Corsi disponibili

La riforma della scuola secondaria superiore ha introdotto nel curriculum la fisica moderna e la conoscenza dell’Universo è indicata tra gli obiettivi di apprendimento. L’astronomia ha rappresentato storicamente un crocevia tra matematica, fisica, chimica e filosofia della scienza, e nel ‘900 l’astrofisica ha fornito un banco di prova per la meccanica quantistica e la teoria della relatività. In questo contesto, è necessario sviluppare e condividere con gli insegnanti materiali, percorsi storico-scientifici e attività laboratoriali di astronomia e astrofisica che si inseriscano nel curricolo verticale scolastico. D’altra parte tali risorse non sono facilmente disponibili tramite i classici libri di testo, mentre c’è una sovrabbondanza di materiali disponibili in rete, ma manca spesso un’adeguata validazione del loro rigore scientifico e dell’utilità didattica. I recenti sviluppi delle Information and Communication Technologies consentono oggi un allargamento dell’offerta formativa, sia dal punto di vista dei contenuti (astronomia e astrofisica), sia delle metodologie (attività laboratoriali interattive tramite strumentazione a controllo remoto), sia della fruibilità geografica e logistica (scuole relativamente lontane dalle sedi di Istituti di Ricerca e Università).

 

Obiettivi

Il Corso di Formazione qui presentato vuole fornire ai partecipanti un’occasione di incontro tra insegnanti della scuola media superiore e astronomi professionisti impegnati da anni in attività di didattica e divulgazione, allo scopo di sviluppare alcuni percorsi didattici con le risorse disponibili tramite la piattaforma edu.inaf.it.

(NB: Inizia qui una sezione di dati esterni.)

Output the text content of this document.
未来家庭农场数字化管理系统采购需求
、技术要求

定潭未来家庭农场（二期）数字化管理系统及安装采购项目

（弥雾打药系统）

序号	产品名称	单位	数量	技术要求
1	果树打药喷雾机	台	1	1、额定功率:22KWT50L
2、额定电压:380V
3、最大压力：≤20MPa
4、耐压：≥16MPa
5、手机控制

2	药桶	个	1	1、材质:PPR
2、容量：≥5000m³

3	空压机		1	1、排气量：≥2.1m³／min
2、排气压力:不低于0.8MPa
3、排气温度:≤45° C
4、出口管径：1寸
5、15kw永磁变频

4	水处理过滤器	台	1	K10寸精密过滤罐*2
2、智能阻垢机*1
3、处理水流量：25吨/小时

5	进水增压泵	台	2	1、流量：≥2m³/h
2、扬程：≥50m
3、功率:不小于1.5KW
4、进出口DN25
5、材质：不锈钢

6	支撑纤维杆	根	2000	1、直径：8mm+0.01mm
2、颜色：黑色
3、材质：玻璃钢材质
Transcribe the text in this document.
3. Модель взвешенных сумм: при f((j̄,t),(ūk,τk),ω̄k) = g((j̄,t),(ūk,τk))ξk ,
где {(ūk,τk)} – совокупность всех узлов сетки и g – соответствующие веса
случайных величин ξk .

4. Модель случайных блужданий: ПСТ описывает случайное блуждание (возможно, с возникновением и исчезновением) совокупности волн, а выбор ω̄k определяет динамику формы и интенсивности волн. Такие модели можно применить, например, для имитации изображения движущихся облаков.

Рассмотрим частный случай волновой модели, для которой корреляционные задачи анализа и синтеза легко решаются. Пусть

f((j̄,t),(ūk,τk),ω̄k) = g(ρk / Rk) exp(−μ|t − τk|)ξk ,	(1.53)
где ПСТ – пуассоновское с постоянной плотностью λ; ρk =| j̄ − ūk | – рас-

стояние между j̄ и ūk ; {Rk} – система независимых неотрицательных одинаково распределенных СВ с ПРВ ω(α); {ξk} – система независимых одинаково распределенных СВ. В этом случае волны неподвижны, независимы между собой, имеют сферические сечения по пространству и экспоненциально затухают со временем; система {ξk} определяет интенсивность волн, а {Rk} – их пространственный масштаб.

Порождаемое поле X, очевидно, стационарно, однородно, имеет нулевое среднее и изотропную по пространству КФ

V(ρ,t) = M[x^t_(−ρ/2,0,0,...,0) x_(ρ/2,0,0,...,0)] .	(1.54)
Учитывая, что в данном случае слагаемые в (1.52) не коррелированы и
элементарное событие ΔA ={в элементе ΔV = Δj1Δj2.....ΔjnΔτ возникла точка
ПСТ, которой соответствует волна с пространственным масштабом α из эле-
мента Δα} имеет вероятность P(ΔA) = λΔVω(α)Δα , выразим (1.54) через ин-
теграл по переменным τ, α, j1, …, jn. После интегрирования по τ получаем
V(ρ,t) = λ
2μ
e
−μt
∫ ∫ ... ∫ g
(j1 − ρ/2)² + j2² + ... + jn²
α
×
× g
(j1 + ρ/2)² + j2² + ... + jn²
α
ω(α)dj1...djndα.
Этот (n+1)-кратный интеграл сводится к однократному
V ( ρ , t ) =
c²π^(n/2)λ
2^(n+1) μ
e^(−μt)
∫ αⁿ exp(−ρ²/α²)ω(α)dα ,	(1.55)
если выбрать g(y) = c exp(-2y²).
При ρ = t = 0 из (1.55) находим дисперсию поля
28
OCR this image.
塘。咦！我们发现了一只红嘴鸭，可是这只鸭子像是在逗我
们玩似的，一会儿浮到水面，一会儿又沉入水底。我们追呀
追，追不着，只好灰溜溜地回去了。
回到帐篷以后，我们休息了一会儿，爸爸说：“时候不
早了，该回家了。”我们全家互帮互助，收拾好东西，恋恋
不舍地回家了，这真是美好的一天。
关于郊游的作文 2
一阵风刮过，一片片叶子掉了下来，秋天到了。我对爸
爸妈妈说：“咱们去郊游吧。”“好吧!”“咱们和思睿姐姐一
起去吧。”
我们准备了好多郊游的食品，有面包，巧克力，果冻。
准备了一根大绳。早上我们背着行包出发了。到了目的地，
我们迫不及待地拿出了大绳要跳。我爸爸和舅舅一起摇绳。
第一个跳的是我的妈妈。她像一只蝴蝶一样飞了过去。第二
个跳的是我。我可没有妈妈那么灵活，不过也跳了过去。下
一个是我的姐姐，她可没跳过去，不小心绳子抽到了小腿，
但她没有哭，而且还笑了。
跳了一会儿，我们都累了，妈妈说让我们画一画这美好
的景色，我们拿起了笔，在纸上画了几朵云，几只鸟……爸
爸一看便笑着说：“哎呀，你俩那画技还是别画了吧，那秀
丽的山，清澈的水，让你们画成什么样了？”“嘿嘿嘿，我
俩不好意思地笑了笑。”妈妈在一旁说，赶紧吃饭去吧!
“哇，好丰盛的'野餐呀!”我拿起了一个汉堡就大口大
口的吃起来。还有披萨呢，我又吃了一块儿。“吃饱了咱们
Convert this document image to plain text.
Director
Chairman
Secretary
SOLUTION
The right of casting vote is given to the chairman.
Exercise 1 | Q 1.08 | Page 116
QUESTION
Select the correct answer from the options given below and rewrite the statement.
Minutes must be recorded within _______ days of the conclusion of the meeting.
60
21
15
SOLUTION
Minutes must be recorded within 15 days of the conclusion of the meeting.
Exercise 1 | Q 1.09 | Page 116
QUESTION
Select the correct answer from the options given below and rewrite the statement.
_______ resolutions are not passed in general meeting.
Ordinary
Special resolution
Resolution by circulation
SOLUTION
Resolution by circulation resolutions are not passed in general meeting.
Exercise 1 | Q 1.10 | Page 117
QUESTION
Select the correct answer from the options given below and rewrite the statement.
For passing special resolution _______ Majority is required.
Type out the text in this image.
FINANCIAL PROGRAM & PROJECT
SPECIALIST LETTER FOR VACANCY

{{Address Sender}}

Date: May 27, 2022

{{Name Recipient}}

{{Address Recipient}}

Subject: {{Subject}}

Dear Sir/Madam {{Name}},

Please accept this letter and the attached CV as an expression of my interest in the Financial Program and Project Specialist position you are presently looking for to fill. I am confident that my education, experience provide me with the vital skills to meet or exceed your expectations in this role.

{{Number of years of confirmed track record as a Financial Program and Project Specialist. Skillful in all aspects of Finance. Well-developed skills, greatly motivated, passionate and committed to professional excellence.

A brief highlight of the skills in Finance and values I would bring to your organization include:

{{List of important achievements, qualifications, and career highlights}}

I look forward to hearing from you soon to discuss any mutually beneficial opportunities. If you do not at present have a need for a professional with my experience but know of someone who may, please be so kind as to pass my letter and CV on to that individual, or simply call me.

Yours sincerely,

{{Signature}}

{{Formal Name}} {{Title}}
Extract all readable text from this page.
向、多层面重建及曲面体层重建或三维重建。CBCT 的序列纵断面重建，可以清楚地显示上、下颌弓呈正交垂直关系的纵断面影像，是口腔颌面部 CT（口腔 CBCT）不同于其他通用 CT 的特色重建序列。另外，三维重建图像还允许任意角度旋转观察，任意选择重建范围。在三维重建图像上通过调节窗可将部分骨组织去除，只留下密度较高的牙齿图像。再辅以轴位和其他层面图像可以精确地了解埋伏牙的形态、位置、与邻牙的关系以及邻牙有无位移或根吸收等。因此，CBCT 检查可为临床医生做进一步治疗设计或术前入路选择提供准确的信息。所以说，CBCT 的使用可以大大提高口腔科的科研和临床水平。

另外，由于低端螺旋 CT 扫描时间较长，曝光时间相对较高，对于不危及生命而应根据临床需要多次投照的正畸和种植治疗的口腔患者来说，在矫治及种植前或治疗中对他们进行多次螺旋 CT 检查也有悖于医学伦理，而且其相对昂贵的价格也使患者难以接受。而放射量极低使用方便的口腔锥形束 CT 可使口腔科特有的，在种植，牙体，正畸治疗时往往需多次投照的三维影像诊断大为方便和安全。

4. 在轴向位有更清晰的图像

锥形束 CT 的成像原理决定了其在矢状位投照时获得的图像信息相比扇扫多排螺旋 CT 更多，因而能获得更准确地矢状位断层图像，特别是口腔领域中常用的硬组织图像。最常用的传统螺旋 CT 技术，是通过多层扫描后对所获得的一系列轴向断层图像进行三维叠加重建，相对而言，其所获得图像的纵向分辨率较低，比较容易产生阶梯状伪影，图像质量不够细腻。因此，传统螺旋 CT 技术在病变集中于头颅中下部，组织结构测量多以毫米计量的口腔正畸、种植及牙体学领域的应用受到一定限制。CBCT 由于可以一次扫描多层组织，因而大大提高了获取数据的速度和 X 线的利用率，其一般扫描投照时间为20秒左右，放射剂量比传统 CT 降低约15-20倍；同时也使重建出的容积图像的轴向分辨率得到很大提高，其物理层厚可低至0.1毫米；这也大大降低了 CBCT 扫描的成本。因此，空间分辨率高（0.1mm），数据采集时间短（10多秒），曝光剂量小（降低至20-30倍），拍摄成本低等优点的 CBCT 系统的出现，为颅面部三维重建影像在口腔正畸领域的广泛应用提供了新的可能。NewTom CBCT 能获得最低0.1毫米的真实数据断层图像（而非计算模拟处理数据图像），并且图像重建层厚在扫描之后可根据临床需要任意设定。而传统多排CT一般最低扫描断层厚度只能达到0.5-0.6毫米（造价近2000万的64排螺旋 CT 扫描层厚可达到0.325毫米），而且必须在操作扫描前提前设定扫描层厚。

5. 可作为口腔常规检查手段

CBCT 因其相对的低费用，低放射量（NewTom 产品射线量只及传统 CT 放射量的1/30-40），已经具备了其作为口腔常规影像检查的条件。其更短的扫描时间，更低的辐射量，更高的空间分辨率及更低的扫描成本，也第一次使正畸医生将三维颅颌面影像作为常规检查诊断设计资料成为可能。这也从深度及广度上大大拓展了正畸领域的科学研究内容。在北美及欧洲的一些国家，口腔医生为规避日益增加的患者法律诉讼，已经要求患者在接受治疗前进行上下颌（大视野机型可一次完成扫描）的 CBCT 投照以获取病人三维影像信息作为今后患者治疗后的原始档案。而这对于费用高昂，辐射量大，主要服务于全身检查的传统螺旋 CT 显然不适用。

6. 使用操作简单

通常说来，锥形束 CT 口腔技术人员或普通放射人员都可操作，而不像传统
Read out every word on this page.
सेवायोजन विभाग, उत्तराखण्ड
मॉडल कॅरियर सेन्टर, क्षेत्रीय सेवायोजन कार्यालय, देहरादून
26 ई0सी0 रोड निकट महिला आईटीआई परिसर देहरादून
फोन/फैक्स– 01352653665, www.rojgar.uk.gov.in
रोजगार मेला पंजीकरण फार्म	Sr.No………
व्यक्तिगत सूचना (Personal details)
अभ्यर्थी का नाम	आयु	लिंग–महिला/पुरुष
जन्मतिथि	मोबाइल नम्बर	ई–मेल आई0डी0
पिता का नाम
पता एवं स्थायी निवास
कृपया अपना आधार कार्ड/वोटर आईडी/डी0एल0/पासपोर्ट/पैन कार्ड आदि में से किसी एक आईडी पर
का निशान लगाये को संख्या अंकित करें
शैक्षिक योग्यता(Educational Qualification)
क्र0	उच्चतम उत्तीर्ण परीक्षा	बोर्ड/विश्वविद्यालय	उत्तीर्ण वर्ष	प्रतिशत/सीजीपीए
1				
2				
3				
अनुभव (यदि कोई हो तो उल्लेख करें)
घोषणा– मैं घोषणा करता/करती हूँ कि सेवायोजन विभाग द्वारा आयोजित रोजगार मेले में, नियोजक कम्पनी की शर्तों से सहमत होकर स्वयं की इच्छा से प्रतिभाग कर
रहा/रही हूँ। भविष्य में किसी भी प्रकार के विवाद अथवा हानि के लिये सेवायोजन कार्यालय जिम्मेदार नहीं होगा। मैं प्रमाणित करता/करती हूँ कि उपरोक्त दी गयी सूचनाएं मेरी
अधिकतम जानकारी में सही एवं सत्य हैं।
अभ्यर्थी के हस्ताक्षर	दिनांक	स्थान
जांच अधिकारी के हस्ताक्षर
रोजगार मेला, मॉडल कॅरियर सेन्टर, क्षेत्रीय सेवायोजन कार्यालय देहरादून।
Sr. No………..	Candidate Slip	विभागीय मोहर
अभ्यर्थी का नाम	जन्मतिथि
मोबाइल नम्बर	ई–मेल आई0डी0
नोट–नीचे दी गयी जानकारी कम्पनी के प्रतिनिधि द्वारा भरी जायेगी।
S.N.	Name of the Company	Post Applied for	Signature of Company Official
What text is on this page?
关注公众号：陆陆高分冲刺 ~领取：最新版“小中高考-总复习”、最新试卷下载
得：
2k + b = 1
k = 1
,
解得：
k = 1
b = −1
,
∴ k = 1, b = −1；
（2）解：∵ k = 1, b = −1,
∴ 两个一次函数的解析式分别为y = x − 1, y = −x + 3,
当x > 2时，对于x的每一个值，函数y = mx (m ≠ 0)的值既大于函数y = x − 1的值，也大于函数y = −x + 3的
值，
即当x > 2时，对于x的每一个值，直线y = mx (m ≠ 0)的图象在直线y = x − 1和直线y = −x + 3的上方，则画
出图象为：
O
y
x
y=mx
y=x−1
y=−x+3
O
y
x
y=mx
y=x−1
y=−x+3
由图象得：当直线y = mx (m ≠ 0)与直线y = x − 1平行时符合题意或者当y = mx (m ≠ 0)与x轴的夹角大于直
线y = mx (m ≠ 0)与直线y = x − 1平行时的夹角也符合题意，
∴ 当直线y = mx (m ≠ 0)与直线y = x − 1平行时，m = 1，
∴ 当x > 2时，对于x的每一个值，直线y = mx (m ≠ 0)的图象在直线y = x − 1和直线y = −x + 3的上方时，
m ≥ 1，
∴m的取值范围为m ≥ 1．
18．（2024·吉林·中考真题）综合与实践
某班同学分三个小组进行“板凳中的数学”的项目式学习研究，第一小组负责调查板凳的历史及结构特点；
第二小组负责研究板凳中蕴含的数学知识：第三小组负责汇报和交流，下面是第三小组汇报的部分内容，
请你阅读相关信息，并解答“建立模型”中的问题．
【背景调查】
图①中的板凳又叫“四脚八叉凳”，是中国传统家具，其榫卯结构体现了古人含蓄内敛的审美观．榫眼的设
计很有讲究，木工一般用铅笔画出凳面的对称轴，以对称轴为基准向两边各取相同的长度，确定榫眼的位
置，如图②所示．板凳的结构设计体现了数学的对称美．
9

Gli obiettivi comprendono:

Approfondire i temi previsti dalla Indicazioni Nazionali, per riflettere sulle  possibili scelte che il docente può effettuare.

Consolidare e sviluppare  conoscenze e competenze disciplinari  relative all’insegnamento dell’astrofisica.

Promuovere competenze metodologiche  per   l’utilizzo di  nuove tecnologie.

Elaborare  ed interpretare  dati, anche, mediante l'uso di tecnologie innovative.

Affrontare  lo studio dell’astrofisica in una prospettiva sistematica, storica e critica.

Conoscenza delle principali tecniche  di indagine nei diversi ambiti di ricerca.

Favorire collegamenti tra  Scuola,   Università,  Istituti di ricerca 

 

Programma

Verranno sviluppati i seguenti tre percorsi didattici: a) la nascita e lo sviluppo della spettroscopia, dalla seconda rivoluzione industriale ai giorni nostri, in vista delle celebrazioni per il bicentenario della nascita di Padre Angelo Secchi (1818), gesuita reggiano a cui si devono i primi studi per la classificazione spettrale delle stelle; b)  il cielo come laboratorio, dall’osservazione alla deduzione di fenomeni fisici, tramite l’analisi matematica di dati ottenuti in diretta utilizzando telescopi e antenne radio a controllo remoto, facenti parte della rete INAF-IRNET (Italian Remote Network of Educational Telescopes); c) progetti di ricerca internazionali, tecnologie del prossimo futuro per l’osservazione dell’Universo e ricadute industriali nella vita di tutti i giorni, tramite la presentazione dei progetti ELT (Extremely Large Telescope), SKA (Square Kilometer Array) e CTA (Cherenkov Telescope Array). Il programma del corso si concluderà con la partecipazione alla sessione plenaria di apertura del Congresso Nazionale della Società Astronomica Italiana (SAIt).